The bottom line is your AI client gets all the necessary IT Ops data it needs from Incident.io without needing dozens of manual clicks across different dashboards.

1. Tell your AI client, 'Check on-call schedules for us.'
2. The MCP executes the `list_schedules` tool and gathers related context like defined incident roles.
3. Your agent compiles this data into a clean, summarized report that you can read or pass to another system.

## Frequently Asked Questions

**Can Incident.io MCP list all open incidents?**
Yes, the `list_incidents` tool lets your agent pull a comprehensive list of every incident recorded in the system, whether it's active or closed.

**How do I find out who is on call using Incident.io MCP?**
You use the `list_schedules` tool. This allows your agent to check all configured rotations and tell you exactly which team members are covering duty right now.

**Does the MCP help me find user details for a specific incident?**
Yes, after getting an incident ID via `get_incident`, your agent can cross-reference it with `list_users` to pull up contact or team information about involved parties.

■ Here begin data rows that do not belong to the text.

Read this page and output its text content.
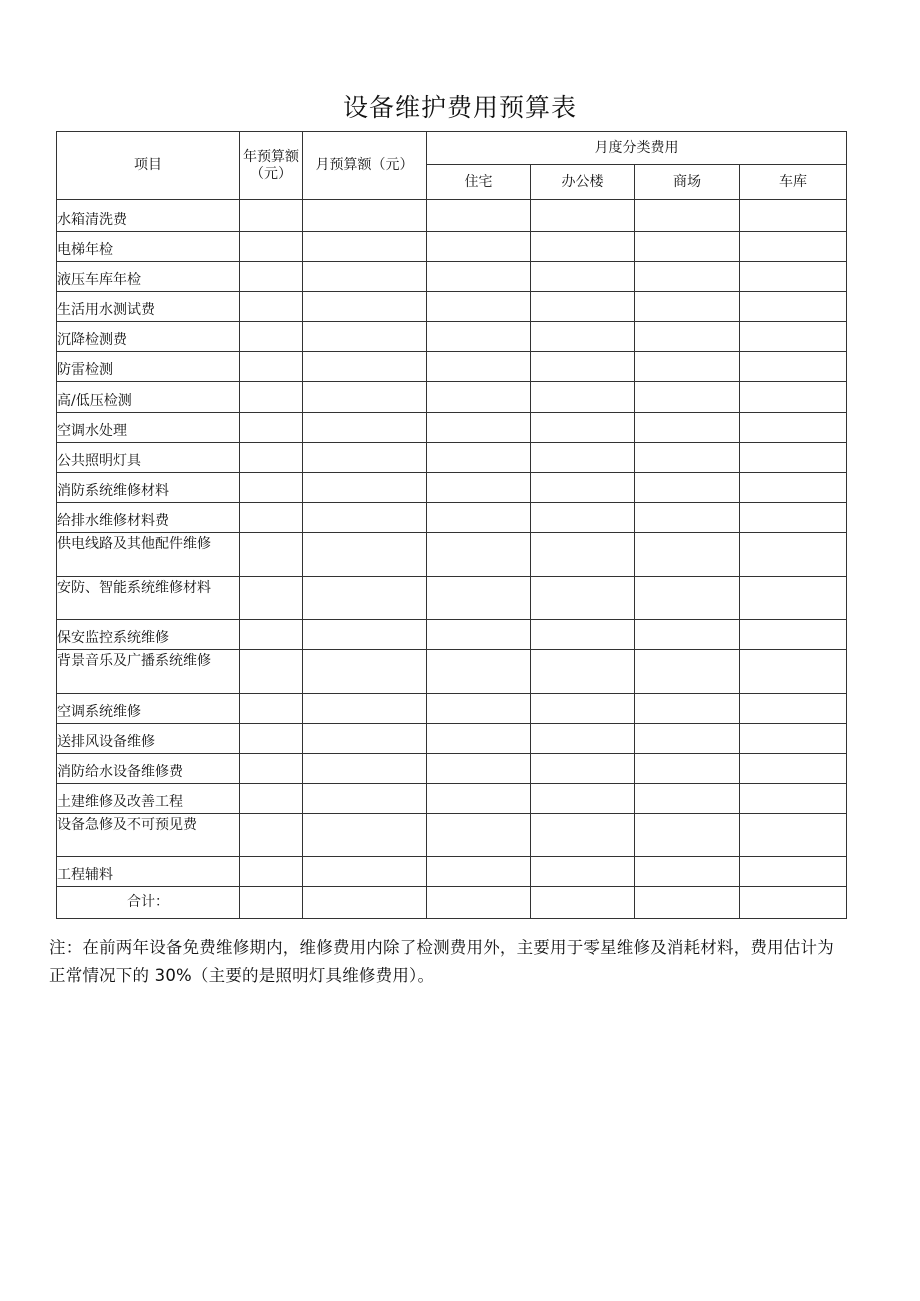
设备维护费用预算表
项目	年预算额（元）	月预算额（元）	月度分类费用			
			住宅	办公楼	商场	车库
水箱清洗费						
电梯年检						
液压车库年检						
生活用水测试费						
沉降检测费						
防雷检测						
高/低压检测						
空调水处理						
公共照明灯具						
消防系统维修材料						
给排水维修材料费						
供电线路及其他配件维修						
安防、智能系统维修材料						
保安监控系统维修						
背景音乐及广播系统维修						
空调系统维修						
送排风设备维修						
消防给水设备维修费						
土建维修及改善工程						
设备急修及不可预见费						
工程辅料						
合计：						
注：在前两年设备免费维修期内，维修费用内除了检测费用外，主要用于零星维修及消耗材料，费用估计为正常情况下的 30%（主要的是照明灯具维修费用）。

**What kind of metadata can I retrieve using Incident.io MCP?**
You can read all the system's standards, including predefined incident types (`list_incident_types`), severity levels (`list_severities`), and custom data fields (`list_custom_fields`).

**Can Incident.io MCP list all available teams?**
Absolutely. The `list_teams` tool gives your agent a full roster of every team in the organization, which is useful for reporting and assignment.